Qualcosa stona subito nella fattoria abitata da tanti giovani. I ragazzi cenano tutti insieme mentre le ragazze attendono pazientemente il loro turno. Un’organizzazione di vita sessista che stride e appena dopo rivela una sorta di setta pseudoreligiosa diretta da uno svitato che ha diritti e potere su tutti gli adepti. Si comprende quindi il perché della fuga della giovane Martha attraverso i boschi, dapprima inutilmente intercettata da un compagno e che ritroviamo subito dopo nell’elegante casa di villeggiatura della sorella che non vede da due anni. Accudita dalla sorella Lucy e dal cognato Ted, Martha tenta di riprendere in mano la propria vita mentre continui flashback mostrano il suo arrivo alla fattoria, l’ingresso nella setta, la sua ‘purificazione’, le brutalità e le prevaricazioni subite. Tuttavia i rapporti con i due congiunti sono difficili per gli stili di vita ormai troppo diversi ma soprattutto per il riemergere del passato di Martha sotto forma di incubi. Il finale rimane aperto. Mentre Lucy accompagna Martha in una casa di cura, convinta che sia la soluzione migliore per tutti, il terribile e devastante passato ricompare nella testolina della ragazza.

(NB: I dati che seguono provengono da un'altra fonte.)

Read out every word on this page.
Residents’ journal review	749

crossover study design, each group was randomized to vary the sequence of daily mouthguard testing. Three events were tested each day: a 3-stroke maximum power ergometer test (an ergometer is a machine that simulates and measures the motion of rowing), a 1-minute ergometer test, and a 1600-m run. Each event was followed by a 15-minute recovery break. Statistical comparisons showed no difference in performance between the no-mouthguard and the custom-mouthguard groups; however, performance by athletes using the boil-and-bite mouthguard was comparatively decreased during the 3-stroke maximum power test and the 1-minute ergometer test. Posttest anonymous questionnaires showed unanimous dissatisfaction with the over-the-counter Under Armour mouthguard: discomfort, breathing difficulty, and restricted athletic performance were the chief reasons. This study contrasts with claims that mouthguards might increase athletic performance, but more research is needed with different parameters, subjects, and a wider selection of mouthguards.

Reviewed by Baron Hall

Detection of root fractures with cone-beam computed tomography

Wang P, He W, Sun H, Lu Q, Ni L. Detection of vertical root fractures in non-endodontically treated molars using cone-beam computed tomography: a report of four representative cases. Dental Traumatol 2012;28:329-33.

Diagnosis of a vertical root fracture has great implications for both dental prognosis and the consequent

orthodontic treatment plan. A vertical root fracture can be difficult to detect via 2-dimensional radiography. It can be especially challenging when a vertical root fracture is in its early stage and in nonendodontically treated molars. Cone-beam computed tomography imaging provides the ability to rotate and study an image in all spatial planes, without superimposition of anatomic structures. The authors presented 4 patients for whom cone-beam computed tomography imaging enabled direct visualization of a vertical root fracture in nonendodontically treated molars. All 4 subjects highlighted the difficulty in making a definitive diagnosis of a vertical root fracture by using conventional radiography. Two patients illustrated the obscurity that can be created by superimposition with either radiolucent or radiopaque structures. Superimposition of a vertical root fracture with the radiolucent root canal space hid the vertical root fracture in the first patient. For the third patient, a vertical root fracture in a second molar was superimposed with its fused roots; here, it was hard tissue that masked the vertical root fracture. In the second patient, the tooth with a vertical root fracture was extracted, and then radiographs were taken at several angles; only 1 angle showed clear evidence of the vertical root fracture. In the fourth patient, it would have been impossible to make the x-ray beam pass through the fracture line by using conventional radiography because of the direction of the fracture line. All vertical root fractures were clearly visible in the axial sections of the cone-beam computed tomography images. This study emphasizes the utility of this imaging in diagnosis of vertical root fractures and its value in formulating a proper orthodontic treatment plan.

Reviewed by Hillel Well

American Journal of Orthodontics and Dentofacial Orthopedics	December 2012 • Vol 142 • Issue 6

Storia inquietante e film non particolarmente bello ma che ha il merito di aprire uno squarcio su un problema, quello delle sette, molto sentito negli Stati Uniti. Opera prima pluripremiata dell’americano Sean Durkin e debutto per la ventitreenne Elizabeth Olsen. Il titolo originale, Martha Marcy May Marlene, evoca le diverse ‘personalità’ assunte suo malgrado dalla ragazza.